Deux ans de plus dans les filières seniors

La demande des organisations syndicales d’ajouter une référence à la mise en œuvre de la réforme des retraites (et donc au retrait de ces mesures si elle devait être abrogée) a été entendue. De ce fait, elles veulent présenter le dispositif comme réversible : si la réforme des retraites venait à être abrogée, les mesures de l’avenant qui en découlent le seraient aussi.
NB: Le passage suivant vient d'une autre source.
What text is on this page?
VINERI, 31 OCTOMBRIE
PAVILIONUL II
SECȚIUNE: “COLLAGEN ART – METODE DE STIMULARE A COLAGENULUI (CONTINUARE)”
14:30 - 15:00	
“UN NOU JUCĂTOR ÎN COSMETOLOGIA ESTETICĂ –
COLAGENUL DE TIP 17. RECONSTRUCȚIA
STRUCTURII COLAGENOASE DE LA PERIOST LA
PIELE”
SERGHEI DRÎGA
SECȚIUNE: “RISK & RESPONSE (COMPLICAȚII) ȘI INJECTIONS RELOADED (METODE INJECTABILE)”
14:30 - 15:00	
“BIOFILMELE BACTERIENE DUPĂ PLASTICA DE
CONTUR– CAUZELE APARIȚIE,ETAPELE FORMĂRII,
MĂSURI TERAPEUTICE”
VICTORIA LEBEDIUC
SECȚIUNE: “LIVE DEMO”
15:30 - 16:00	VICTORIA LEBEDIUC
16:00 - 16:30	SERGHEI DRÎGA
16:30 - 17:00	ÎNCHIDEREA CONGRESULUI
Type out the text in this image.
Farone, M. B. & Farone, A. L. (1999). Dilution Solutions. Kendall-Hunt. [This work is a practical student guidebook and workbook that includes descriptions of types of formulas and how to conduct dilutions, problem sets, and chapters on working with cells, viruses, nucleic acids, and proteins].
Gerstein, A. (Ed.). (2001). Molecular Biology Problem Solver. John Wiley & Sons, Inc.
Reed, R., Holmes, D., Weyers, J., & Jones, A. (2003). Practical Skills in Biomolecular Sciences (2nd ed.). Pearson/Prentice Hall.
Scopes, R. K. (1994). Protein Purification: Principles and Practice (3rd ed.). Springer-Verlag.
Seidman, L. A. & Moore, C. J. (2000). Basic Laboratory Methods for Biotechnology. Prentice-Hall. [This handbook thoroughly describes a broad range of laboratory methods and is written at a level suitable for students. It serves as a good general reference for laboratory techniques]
On retrouve donc en premier lieu le décalage des bornes d’âge des filières seniors dans les mêmes termes que le projet d’avenant précédent mais avec un double calcul selon que l’on applique ou non le coefficient de 0,75 à la durée d’indemnisation. Pour mémoire, ce coefficient en vigueur depuis février 2023 permet de moduler la durée d’indemnisation selon la conjoncture économique. Le gouvernement avait imposé le principe de contracyclicité dégradant les conditions d’indemnisation des chômeurs en cas de conjoncture économique favorable. A cette époque, les chiffres du chômage avaient tendance à baisser. Les organisations syndicales faisaient valoir que la contracyclicité devait, dans l‘autre sens, améliorer les conditions en cas de conjoncture dégradée. Cet ajout du coefficient de 0,75 dans le texte de l’avenant est destiné à montrer que la dégradation des droits est due à l’application de la contracyclicité et non à la négociation des partenaires sociaux.

L’âge légal de départ en retraite étant décalé de deux ans (de 62 à 64 ans) par la réforme Macron, les bornes d’âge évolueraient de la manière suivante :

  • 22,5 mois d’indemnisation (au lieu de 30 hors contracyclicité) pour les allocataires de 55 et 56 ans à la date de fin du contrat de travail au lieu de 53 et 54 ans ;
  • 27 mois d’indemnisation (au lieu de 36 hors contracyclicité) pour les allocataires de 57 ans et plus à la date de fin du contrat de travail au lieu de 55 ans et plus ;
  • 36 mois de période de recherche d’affiliation pour les allocataires de 55 ans et plus à la date de fin du contrat de travail au lieu de 53 ans et plus.

Les bornes d’âge des filières seniors suivent donc le décalage de deux ans de l’âge légal de départ en retraite.

De plus, dans les mêmes termes que le projet d’avenant de la semaine dernière, le dispositif de maintien de l’allocation chômage à compter de l’âge légal de départ jusqu’à obtention de la retraite à taux plein sans décote est lui aussi décalé à 64 ans.

On retrouve également le décalage de deux ans (55 ans au lieu de 53 ans) sur le bénéfice de la durée d’indemnisation plus longue (jusqu’à 137 jours supplémentaires) en cas de formation des allocataires validée par France Travail ou financée par le compte personnel de formation. Les négociateurs ont juste ajouté le calcul de la durée d’indemnisation portée à 182 jours après application du coefficient de modulation de 0,75.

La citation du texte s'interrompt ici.